The gateway accepts media on three transports — pick whichever your runtime supports best:
TransportBest for
QUICNative SDKs (Python, Go, Rust, Java, .NET); lowest overhead.
WebTransportBrowsers, when control-plane multiplexing matters more than peer-to-peer media.
WebRTCBrowsers and any client that needs ICE/STUN traversal, congestion control, or interop with existing WebRTC stacks (LiveKit, Daily, Chime).

Direct-media

For server-side AI calls (default_app=AI_BIDIRECTIONAL_STREAM), the gateway and the agent runtime now use a direct-media path. The gateway negotiates SIP signalling with the carrier, then publishes the SDP answer pointing to the agent runtime’s RTP socket.
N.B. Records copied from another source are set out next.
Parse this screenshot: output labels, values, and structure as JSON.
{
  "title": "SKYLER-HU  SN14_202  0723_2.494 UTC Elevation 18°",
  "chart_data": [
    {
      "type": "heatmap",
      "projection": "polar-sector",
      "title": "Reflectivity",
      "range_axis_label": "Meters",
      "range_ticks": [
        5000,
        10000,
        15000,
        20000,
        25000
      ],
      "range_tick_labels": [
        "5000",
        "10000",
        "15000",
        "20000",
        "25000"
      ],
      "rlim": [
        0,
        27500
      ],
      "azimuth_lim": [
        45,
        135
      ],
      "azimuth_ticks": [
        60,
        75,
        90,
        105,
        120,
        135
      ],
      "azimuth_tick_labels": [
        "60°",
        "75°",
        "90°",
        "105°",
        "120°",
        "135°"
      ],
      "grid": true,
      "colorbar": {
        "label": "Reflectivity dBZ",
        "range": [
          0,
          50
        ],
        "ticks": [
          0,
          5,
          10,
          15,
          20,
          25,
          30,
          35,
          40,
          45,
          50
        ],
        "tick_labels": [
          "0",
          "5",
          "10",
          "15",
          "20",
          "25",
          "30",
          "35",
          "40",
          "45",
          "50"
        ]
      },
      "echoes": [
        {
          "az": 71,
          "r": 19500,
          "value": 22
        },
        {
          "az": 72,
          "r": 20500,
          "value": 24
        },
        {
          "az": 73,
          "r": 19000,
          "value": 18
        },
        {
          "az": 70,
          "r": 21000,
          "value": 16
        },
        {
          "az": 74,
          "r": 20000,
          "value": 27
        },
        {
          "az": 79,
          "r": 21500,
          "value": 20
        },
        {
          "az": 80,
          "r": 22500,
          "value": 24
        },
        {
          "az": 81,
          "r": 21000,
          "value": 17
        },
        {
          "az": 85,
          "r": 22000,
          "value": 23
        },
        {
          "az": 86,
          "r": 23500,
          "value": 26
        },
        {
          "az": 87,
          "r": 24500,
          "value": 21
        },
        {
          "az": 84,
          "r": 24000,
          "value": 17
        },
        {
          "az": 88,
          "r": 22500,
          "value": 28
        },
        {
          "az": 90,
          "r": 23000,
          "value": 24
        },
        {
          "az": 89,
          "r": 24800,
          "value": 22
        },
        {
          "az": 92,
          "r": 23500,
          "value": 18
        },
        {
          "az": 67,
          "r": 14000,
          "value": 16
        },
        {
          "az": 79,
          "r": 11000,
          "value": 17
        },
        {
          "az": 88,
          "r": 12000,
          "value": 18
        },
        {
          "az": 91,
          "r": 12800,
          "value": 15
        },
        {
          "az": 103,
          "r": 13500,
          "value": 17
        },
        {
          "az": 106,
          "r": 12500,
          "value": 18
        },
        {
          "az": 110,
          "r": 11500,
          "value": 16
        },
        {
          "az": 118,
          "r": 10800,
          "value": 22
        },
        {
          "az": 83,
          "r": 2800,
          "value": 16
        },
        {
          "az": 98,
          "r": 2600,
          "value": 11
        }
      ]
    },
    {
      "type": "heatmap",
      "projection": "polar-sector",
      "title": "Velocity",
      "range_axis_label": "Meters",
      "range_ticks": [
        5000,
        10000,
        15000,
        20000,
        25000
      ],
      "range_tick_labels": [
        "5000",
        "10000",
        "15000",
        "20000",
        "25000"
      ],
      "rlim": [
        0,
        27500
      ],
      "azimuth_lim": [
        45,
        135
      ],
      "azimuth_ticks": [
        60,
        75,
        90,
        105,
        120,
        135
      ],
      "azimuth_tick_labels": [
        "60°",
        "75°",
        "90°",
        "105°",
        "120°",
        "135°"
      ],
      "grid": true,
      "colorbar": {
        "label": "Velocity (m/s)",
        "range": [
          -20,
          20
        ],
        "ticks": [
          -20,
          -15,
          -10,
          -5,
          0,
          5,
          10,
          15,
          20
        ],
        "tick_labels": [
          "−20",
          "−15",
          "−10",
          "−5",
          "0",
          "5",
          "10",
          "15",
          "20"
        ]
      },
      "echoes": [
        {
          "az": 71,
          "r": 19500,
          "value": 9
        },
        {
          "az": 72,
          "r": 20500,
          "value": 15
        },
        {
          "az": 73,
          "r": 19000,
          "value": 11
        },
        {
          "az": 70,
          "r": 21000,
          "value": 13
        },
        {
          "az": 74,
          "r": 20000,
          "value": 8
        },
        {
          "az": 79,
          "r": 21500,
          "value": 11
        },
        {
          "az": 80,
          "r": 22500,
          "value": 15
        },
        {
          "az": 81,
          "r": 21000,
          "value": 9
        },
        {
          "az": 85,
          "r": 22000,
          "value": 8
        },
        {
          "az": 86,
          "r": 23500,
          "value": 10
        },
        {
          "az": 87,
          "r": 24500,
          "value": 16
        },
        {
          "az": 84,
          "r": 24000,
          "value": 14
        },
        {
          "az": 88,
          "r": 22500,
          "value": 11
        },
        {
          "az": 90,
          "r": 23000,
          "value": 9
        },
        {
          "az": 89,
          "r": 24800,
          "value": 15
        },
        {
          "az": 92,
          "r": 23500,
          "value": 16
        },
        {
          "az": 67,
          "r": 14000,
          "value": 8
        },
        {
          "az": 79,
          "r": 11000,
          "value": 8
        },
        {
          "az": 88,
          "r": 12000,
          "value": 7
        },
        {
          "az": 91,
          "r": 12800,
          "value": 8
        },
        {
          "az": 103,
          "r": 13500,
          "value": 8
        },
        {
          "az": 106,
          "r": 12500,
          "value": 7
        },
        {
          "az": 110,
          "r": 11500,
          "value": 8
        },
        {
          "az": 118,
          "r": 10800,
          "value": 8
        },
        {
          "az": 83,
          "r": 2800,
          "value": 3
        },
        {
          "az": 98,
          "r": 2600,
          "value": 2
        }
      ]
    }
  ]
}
RTP flows straight from the carrier to the runtime — the gateway is signalling-only on this path. PR1 of the redesign (the pool primitive + env-gated dispatch splice) shipped 2026-05-05 and the first end-to-end audible OpenAI Realtime call landed 2026-05-06. For SIP/RTP-only calls (no AI bridge), the gateway still terminates RTP and runs libfvad locally. So the same call_sid can take either RTP path depending on default_app.

Code generation

Method IDs and DTO definitions in every language come from one IDL file (api/telequick.json) compiled by apirpc_compiler.py. To add a new RPC, edit the IDL and rerun the compiler — never edit the per-language method tables by hand.